VMware Log Insight - Upgrade from 8.1.0 to 8.1.1 and corrupted RPM db

3 minute read

The initial idea of this post was to do a quick walkthrough of the upgrade of VMware Log Insight from 8.1.0 to 8.1.1, however the upgrade gone sideways and I ended up troubleshooting and fixing an issue with the RPM db of the appliance.

After some digging, seems that the issue could happen in any of the CentOS, RHEL, or SUSE based appliances, since it is related to the RPM package management db being corrupted.

Starting the Upgrade

The VMware Log Insight upgrade process is pretty straight forward

  • Login to the UI with a user with Admin privileges Step 1
  • Go to Administration -> Cluster Step 2
  • Click Upgrade Cluster Step 3
  • Select the desired .pak file and wait… Step 4

OOOPPPPSSSS…. Something went wrong

OOpppps

Once the upgrade progress bar filled up completely and when I expected to be ready to start playing around with the new VMware Log Insight version, I was awarded with this error.

The error is pretty descriptive and potentially a bit overwhelming to some extent. However, when we start looking into it there are some hints giving some direction on the troubleshoot.

Failed to upgrade: Failed to read installed version: error: rpmdb: BDB0113 Thread/process 4858/139939578443968 failed: BDB1507 Thread died in Berkeley DB library error: db5 error(-30973) from dbenv->failchk: BDB0087 DB_RUNRECOVERY: Fatal error, run database recovery error: cannot open Packages index using db5 - (-30973) error: cannot open Packages database in /var/lib/rpm error: rpmdb: BDB0113 Thread/process 4858/139939578443968 failed: BDB1507 Thread died in Berkeley DB library error: db5 error(-30973) from dbenv->failchk: BDB0087 DB_RUNRECOVERY: Fatal error, run database recovery error: cannot open Packages index using db5 - (-30973) error: cannot open Packages database in /var/lib/rpm

The error information seems to be pointing out to an issue/corruption with the RPM database that it is stopping the upgrade to finish successfully.

I did not dig into the real reason why this got to this state, however I cannot say that is the most Production Ready environment. But lets fix it since the plan is to upgrade the VMware Log Insight 8.1.0 from 8.1.1.

Solution

So we need to recover the RPM database using the following steps.

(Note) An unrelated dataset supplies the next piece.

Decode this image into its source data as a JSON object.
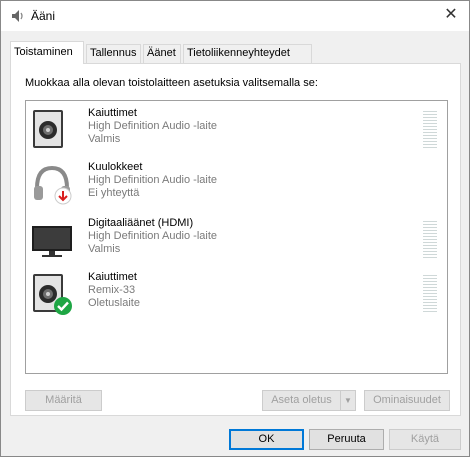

  1. Taking a snapshot of the VM just to have a quick rollback if needed
  2. First lets login to the VMware Log Insight console using the root user

    Login

  3. Making a backup of /var/lib/rpm files, before we start

    mkdir /var/lib/rpm/backup
    cp -a /var/lib/rpm/__db.* /var/lib/rpm/backup/
    

    Backup RPM DB

  4. Remove the existing database files to avoid stale locks

    rm -f /var/lib/rpm/__db.*
    rpm --quiet -qa
    

    Remove old RPM DB

    Rebuild RPM DB

  5. Rebuild the RPM database

    rpm --rebuilddb
    yum clean all
    

    Rebuild RPM DB

    yum clean all

And we are ready to try to upgrade our VMware Log Insight again.

Upgrade - TAKE 2

  • We go back to VMware Log Insight UI.

    Upgrade TAKE 2 - Step 1

  • And we wait…

    Upgrade TAKE 2 - Step 2

  • Wait… this looks better now…

    Upgrade TAKE 2 - Step 3

  • We click Accept after going through the EULA, and we kick off the upgrade process

    Upgrade TAKE 2 - Step 4

  • And after waiting for a while the upgrade is successfully done

    Upgrade TAKE 2 - Success

    To tidy up, we can get rid of the VM Snapshot that was done before we started and the backup folder that we made.

Conclusion

In this case, we are just upgrading a single node VMware Log Insight, however I suspect that would be a similar process for a clustered deployment, with the same steps in each of the nodes, since the upgrade process of a cluster will upgrade all the nodes.

While searching for a solution I found a similar issue documented for VMware AppDefense appliances and some of steps, or probably all, were taken from it, so the issue seems to affect potentially any of the appliances with a CentOS, RHEL, or SUSE platform.